Illusory Correlation
Occurs when people estimate that they have encountered more confirmations of an association between social traits than they have actually seen. EX/ "I've never met an honest lawyer."
Ingroup
A group that one belongs to and identifies with
Outgroup
A group that one does not belong to or identify with
Attributions
Conclusions that people draw about the causes of events, others' behavior and their own behavior. People have a strong need to understand their experiences and they want to make sense out of their own behavior, others' actions, and events in their lives. EX/ You conclude that a friend turned down your invite b/c she's overworked.
Internal Attributions
Ascribe the causes of behavior to personal dispositions, traits, abilities, and feelings. EX/ Parents find out teenage son just banged up the car blame it on his carelessness.
External Attributions
Ascribe the causes of behavior to situational demands and environmental constraints. EX/ Parents find out their teenage son just banged up the car blame it on slippery road conditions.

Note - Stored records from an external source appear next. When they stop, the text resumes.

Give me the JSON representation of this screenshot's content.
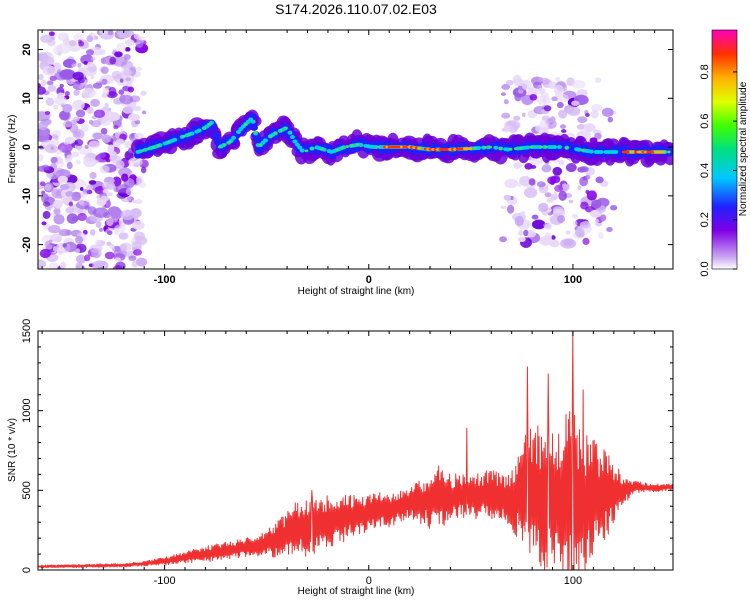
{
  "figure": {
    "title": "S174.2026.110.07.02.E03"
  },
  "chart_data": [
    {
      "type": "heatmap",
      "title": "",
      "xlabel": "Height of straight line (km)",
      "ylabel": "Frequency (Hz)",
      "xlim": [
        -162,
        149
      ],
      "ylim": [
        -25,
        24
      ],
      "x_ticks": [
        -100,
        0,
        100
      ],
      "x_tick_labels": [
        "-100",
        "0",
        "100"
      ],
      "y_ticks": [
        -20,
        -10,
        0,
        10,
        20
      ],
      "y_tick_labels": [
        "-20",
        "-10",
        "0",
        "10",
        "20"
      ],
      "colorbar": {
        "label": "Normalized spectral amplitude",
        "range": [
          0.0,
          0.97
        ],
        "ticks": [
          0.0,
          0.2,
          0.4,
          0.6,
          0.8
        ],
        "tick_labels": [
          "0.0",
          "0.2",
          "0.4",
          "0.6",
          "0.8"
        ],
        "colormap": [
          "#ffffff",
          "#c9a6f2",
          "#8000e6",
          "#2020ff",
          "#00c8ff",
          "#00e080",
          "#40ff00",
          "#e0ff00",
          "#ffb000",
          "#ff3000",
          "#ff00c0"
        ]
      },
      "ridge": {
        "description": "narrow-band signal near 0 Hz",
        "points": [
          {
            "x": -113,
            "y": -1
          },
          {
            "x": -105,
            "y": 0
          },
          {
            "x": -98,
            "y": 1
          },
          {
            "x": -92,
            "y": 2
          },
          {
            "x": -85,
            "y": 3
          },
          {
            "x": -80,
            "y": 4
          },
          {
            "x": -77,
            "y": 5
          },
          {
            "x": -73,
            "y": 0
          },
          {
            "x": -68,
            "y": 1
          },
          {
            "x": -62,
            "y": 4
          },
          {
            "x": -57,
            "y": 6
          },
          {
            "x": -54,
            "y": 0
          },
          {
            "x": -49,
            "y": 2
          },
          {
            "x": -45,
            "y": 3
          },
          {
            "x": -40,
            "y": 4
          },
          {
            "x": -36,
            "y": 1
          },
          {
            "x": -32,
            "y": -1
          },
          {
            "x": -26,
            "y": 0
          },
          {
            "x": -18,
            "y": -1
          },
          {
            "x": -12,
            "y": 0
          },
          {
            "x": -5,
            "y": 0.5
          },
          {
            "x": 2,
            "y": 0
          },
          {
            "x": 10,
            "y": 0
          },
          {
            "x": 20,
            "y": 0
          },
          {
            "x": 30,
            "y": -0.5
          },
          {
            "x": 40,
            "y": -0.5
          },
          {
            "x": 50,
            "y": -0.3
          },
          {
            "x": 60,
            "y": 0
          },
          {
            "x": 68,
            "y": -0.5
          },
          {
            "x": 80,
            "y": 0
          },
          {
            "x": 95,
            "y": 0
          },
          {
            "x": 110,
            "y": -1
          },
          {
            "x": 120,
            "y": -1
          },
          {
            "x": 130,
            "y": -1
          },
          {
            "x": 140,
            "y": -1
          },
          {
            "x": 148,
            "y": -1
          }
        ],
        "hot_segments": [
          {
            "x_start": 8,
            "x_end": 25,
            "amplitude": 0.9
          },
          {
            "x_start": 28,
            "x_end": 50,
            "amplitude": 0.85
          },
          {
            "x_start": 125,
            "x_end": 145,
            "amplitude": 0.95
          }
        ]
      },
      "noise_regions": [
        {
          "x_start": -162,
          "x_end": -110,
          "y_start": -25,
          "y_end": 24,
          "level": "low-to-medium"
        },
        {
          "x_start": 65,
          "x_end": 120,
          "y_start": -20,
          "y_end": 14,
          "level": "low-to-medium"
        }
      ]
    },
    {
      "type": "line",
      "title": "",
      "xlabel": "Height of straight line (km)",
      "ylabel": "SNR (10 * v/v)",
      "xlim": [
        -162,
        149
      ],
      "ylim": [
        0,
        1500
      ],
      "x_ticks": [
        -100,
        0,
        100
      ],
      "x_tick_labels": [
        "-100",
        "0",
        "100"
      ],
      "y_ticks": [
        0,
        500,
        1000,
        1500
      ],
      "y_tick_labels": [
        "0",
        "500",
        "1000",
        "1500"
      ],
      "series": [
        {
          "name": "SNR",
          "color": "#f03030",
          "envelope": {
            "x": [
              -162,
              -140,
              -120,
              -110,
              -100,
              -90,
              -80,
              -70,
              -60,
              -50,
              -42,
              -38,
              -30,
              -20,
              -10,
              0,
              10,
              20,
              30,
              35,
              40,
              45,
              50,
              55,
              60,
              65,
              70,
              75,
              78,
              82,
              86,
              90,
              95,
              100,
              105,
              110,
              115,
              120,
              125,
              130,
              140,
              149
            ],
            "mid": [
              22,
              25,
              30,
              40,
              55,
              80,
              100,
              120,
              140,
              170,
              200,
              260,
              260,
              300,
              330,
              360,
              380,
              420,
              440,
              460,
              460,
              470,
              470,
              470,
              480,
              460,
              450,
              460,
              500,
              480,
              420,
              440,
              430,
              440,
              430,
              450,
              470,
              480,
              500,
              520,
              515,
              520
            ],
            "amp": [
              8,
              10,
              12,
              15,
              25,
              35,
              50,
              55,
              60,
              80,
              140,
              170,
              180,
              170,
              140,
              120,
              110,
              100,
              180,
              220,
              140,
              150,
              160,
              150,
              160,
              140,
              200,
              320,
              420,
              440,
              460,
              450,
              520,
              600,
              450,
              380,
              300,
              200,
              90,
              40,
              25,
              20
            ]
          },
          "peaks": [
            {
              "x": 100,
              "y": 1500
            },
            {
              "x": 77.6,
              "y": 1275
            },
            {
              "x": 48,
              "y": 890
            },
            {
              "x": 88,
              "y": 1230
            },
            {
              "x": -28,
              "y": 500
            },
            {
              "x": 105,
              "y": 1130
            }
          ]
        }
      ]
    }
  ]
}
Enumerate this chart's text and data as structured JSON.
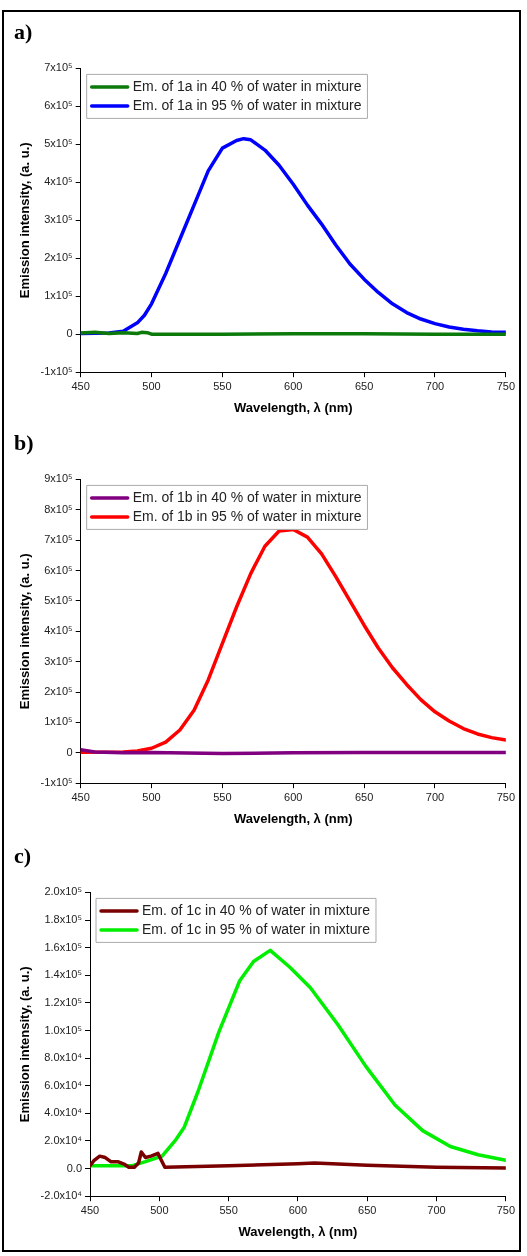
{
  "chart_data": [
    {
      "type": "line",
      "title": "a)",
      "xlabel": "Wavelength, λ (nm)",
      "ylabel": "Emission intensity, (a. u.)",
      "xlim": [
        450,
        750
      ],
      "xticks": [
        450,
        500,
        550,
        600,
        650,
        700,
        750
      ],
      "ylim": [
        -100000,
        700000
      ],
      "yticks": [
        {
          "value": -100000,
          "label": "-1x10⁵"
        },
        {
          "value": 0,
          "label": "0"
        },
        {
          "value": 100000,
          "label": "1x10⁵"
        },
        {
          "value": 200000,
          "label": "2x10⁵"
        },
        {
          "value": 300000,
          "label": "3x10⁵"
        },
        {
          "value": 400000,
          "label": "4x10⁵"
        },
        {
          "value": 500000,
          "label": "5x10⁵"
        },
        {
          "value": 600000,
          "label": "6x10⁵"
        },
        {
          "value": 700000,
          "label": "7x10⁵"
        }
      ],
      "legend": "top left",
      "grid": false,
      "marker": "none",
      "series": [
        {
          "name": "Em. of 1a in 40 % of water in mixture",
          "color": "#0b7a0b",
          "x": [
            450,
            460,
            470,
            480,
            490,
            493,
            497,
            500,
            550,
            600,
            650,
            700,
            750
          ],
          "values": [
            3000,
            5000,
            2000,
            4000,
            2000,
            5000,
            4000,
            0,
            0,
            1000,
            1000,
            0,
            0
          ]
        },
        {
          "name": "Em. of 1a in 95 % of water in mixture",
          "color": "#0000ff",
          "x": [
            450,
            470,
            480,
            490,
            495,
            500,
            510,
            520,
            530,
            540,
            550,
            560,
            565,
            570,
            580,
            590,
            600,
            610,
            620,
            630,
            640,
            650,
            660,
            670,
            680,
            690,
            700,
            710,
            720,
            730,
            740,
            750
          ],
          "values": [
            2000,
            3000,
            8000,
            30000,
            50000,
            80000,
            160000,
            250000,
            340000,
            430000,
            490000,
            510000,
            515000,
            512000,
            485000,
            445000,
            395000,
            340000,
            290000,
            235000,
            185000,
            145000,
            110000,
            80000,
            57000,
            40000,
            28000,
            19000,
            13000,
            9000,
            6000,
            5000
          ]
        }
      ]
    },
    {
      "type": "line",
      "title": "b)",
      "xlabel": "Wavelength, λ (nm)",
      "ylabel": "Emission intensity, (a. u.)",
      "xlim": [
        450,
        750
      ],
      "xticks": [
        450,
        500,
        550,
        600,
        650,
        700,
        750
      ],
      "ylim": [
        -100000,
        900000
      ],
      "yticks": [
        {
          "value": -100000,
          "label": "-1x10⁵"
        },
        {
          "value": 0,
          "label": "0"
        },
        {
          "value": 100000,
          "label": "1x10⁵"
        },
        {
          "value": 200000,
          "label": "2x10⁵"
        },
        {
          "value": 300000,
          "label": "3x10⁵"
        },
        {
          "value": 400000,
          "label": "4x10⁵"
        },
        {
          "value": 500000,
          "label": "5x10⁵"
        },
        {
          "value": 600000,
          "label": "6x10⁵"
        },
        {
          "value": 700000,
          "label": "7x10⁵"
        },
        {
          "value": 800000,
          "label": "8x10⁵"
        },
        {
          "value": 900000,
          "label": "9x10⁵"
        }
      ],
      "legend": "top left",
      "grid": false,
      "marker": "none",
      "series": [
        {
          "name": "Em. of 1b in 40 % of water in mixture",
          "color": "#800080",
          "x": [
            450,
            460,
            480,
            500,
            550,
            600,
            650,
            700,
            750
          ],
          "values": [
            10000,
            3000,
            0,
            1000,
            -2000,
            0,
            1000,
            1000,
            1000
          ]
        },
        {
          "name": "Em. of 1b in 95 % of water in mixture",
          "color": "#ff0000",
          "x": [
            450,
            480,
            490,
            500,
            510,
            520,
            530,
            540,
            550,
            560,
            570,
            580,
            590,
            600,
            610,
            620,
            630,
            640,
            650,
            660,
            670,
            680,
            690,
            700,
            710,
            720,
            730,
            740,
            750
          ],
          "values": [
            2000,
            3000,
            6000,
            15000,
            35000,
            75000,
            140000,
            240000,
            360000,
            480000,
            590000,
            680000,
            730000,
            735000,
            710000,
            655000,
            580000,
            500000,
            420000,
            345000,
            280000,
            225000,
            175000,
            135000,
            105000,
            80000,
            62000,
            50000,
            42000
          ]
        }
      ]
    },
    {
      "type": "line",
      "title": "c)",
      "xlabel": "Wavelength, λ (nm)",
      "ylabel": "Emission intensity, (a. u.)",
      "xlim": [
        450,
        750
      ],
      "xticks": [
        450,
        500,
        550,
        600,
        650,
        700,
        750
      ],
      "ylim": [
        -20000,
        200000
      ],
      "yticks": [
        {
          "value": -20000,
          "label": "-2.0x10⁴"
        },
        {
          "value": 0,
          "label": "0.0"
        },
        {
          "value": 20000,
          "label": "2.0x10⁴"
        },
        {
          "value": 40000,
          "label": "4.0x10⁴"
        },
        {
          "value": 60000,
          "label": "6.0x10⁴"
        },
        {
          "value": 80000,
          "label": "8.0x10⁴"
        },
        {
          "value": 100000,
          "label": "1.0x10⁵"
        },
        {
          "value": 120000,
          "label": "1.2x10⁵"
        },
        {
          "value": 140000,
          "label": "1.4x10⁵"
        },
        {
          "value": 160000,
          "label": "1.6x10⁵"
        },
        {
          "value": 180000,
          "label": "1.8x10⁵"
        },
        {
          "value": 200000,
          "label": "2.0x10⁵"
        }
      ],
      "legend": "top left",
      "grid": false,
      "marker": "none",
      "series": [
        {
          "name": "Em. of 1c in 40 % of water in mixture",
          "color": "#7a0000",
          "x": [
            450,
            453,
            457,
            461,
            465,
            470,
            475,
            478,
            482,
            485,
            487,
            490,
            494,
            499,
            501,
            504,
            550,
            600,
            612,
            650,
            700,
            750
          ],
          "values": [
            2000,
            6000,
            9000,
            8000,
            5000,
            5000,
            3000,
            1000,
            1000,
            4000,
            12000,
            8000,
            9000,
            11000,
            7000,
            1000,
            2000,
            3500,
            4000,
            2500,
            1000,
            500
          ]
        },
        {
          "name": "Em. of 1c in 95 % of water in mixture",
          "color": "#00ee00",
          "x": [
            450,
            470,
            480,
            490,
            502,
            512,
            518,
            528,
            543,
            558,
            568,
            580,
            594,
            609,
            629,
            649,
            670,
            690,
            710,
            730,
            750
          ],
          "values": [
            2000,
            2000,
            2000,
            5000,
            9000,
            21000,
            30000,
            56000,
            99000,
            136000,
            150000,
            158000,
            146000,
            131000,
            104000,
            74000,
            46000,
            27500,
            16000,
            10000,
            6000
          ]
        }
      ]
    }
  ]
}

Fundamental Attribution Error
Refers to observers' bias in favor of internal attributions in explaining others' behavior.
Self-Serving Bias
The tendancy to attribute one's success to personal factors and one's failures to situational factors.
Idividualism
Involves putting personal goals ahead of group goals and defining one's identity in terms of personal attributes rather than group memberships.
Collectivism
Putting group goeals ahead of personal goals and defining one's identity in terms of the groups one belongs to.
Interpersonal Attraction
Refers to positive feelings toward another. EX/ Liking, friendship, admiration, lust, and love.
Matching Hypothesis
Males and females of approximately equal physical attractiveness are likely to select each other as partners.
Reciprocity
Liking those who show that they like you.
Passionate Love
A complete absorption in another that includes tender sexual feelings and the agony and ecstasy of intense emotion.
Compasionate Love
Warm, trusting, tolerant affection for another whose life is deeply intertwined with one's own.
Attitudes
Positive or negative evaluations of objects of thought.
Cognitive Disownance
Exists when related cognitions are inconsistent--that is, when they contritict each other.
Elaboration Likelihood Model
There are two basic "routes" to pursuasion. The central route is taken when people carefully ponder the content and logic of persuasive messages. The peripheral route is taken when persuasion depends on nonmessage factors, such as the attractiveness and credibility of the source, or on conditioned emotional responses. The central route to persuasion leads to more enduring attitude change than the peripheral route.
Conformity
When people yeild to real or imagined social pressure.
Obedience
A form of compliance that occurs when people follow direct commands, usually from someone in a position of authority.
Bystander Effect
People are less likely to provide needed help when they are in groups than when they are alone.
Social Loafing
A reduction in effort by individuals when they work in groups as compared to when they work by themselves.
Group Polarization
Occurs when group discussion strengthens a groups' dominant point of view and produces a shift toward a more extreme decision in that direction.
Groupthink
Occurs when members of a cohesive (organized) group emphasize concurrence (agreement) at the expense of critical thinking in arriving at a decision.
Group Cohesiveness
The strength of the liking relationships linking group members to each other and to the group itself.
Prejudice
A negative attitude held toward members of a group.
Discrimination
Behaving differently, usually unfairly, toward the members of a group.
Foot-in-the-door-Technique
Getting people to agree to a small request to increase the chances that they will agree to a larger request later. EX/ Groups seeking donations often ask people to simply sign a petition first.
Reciprocity Norm
The rule that we should pay back in kind what we receive from others. EX/ Give something of minimal value in the hopes of getting far more in return.
Lowball Technique
Getting someone to commit to a seemingly attractive proposition before its hidden costs are revealed.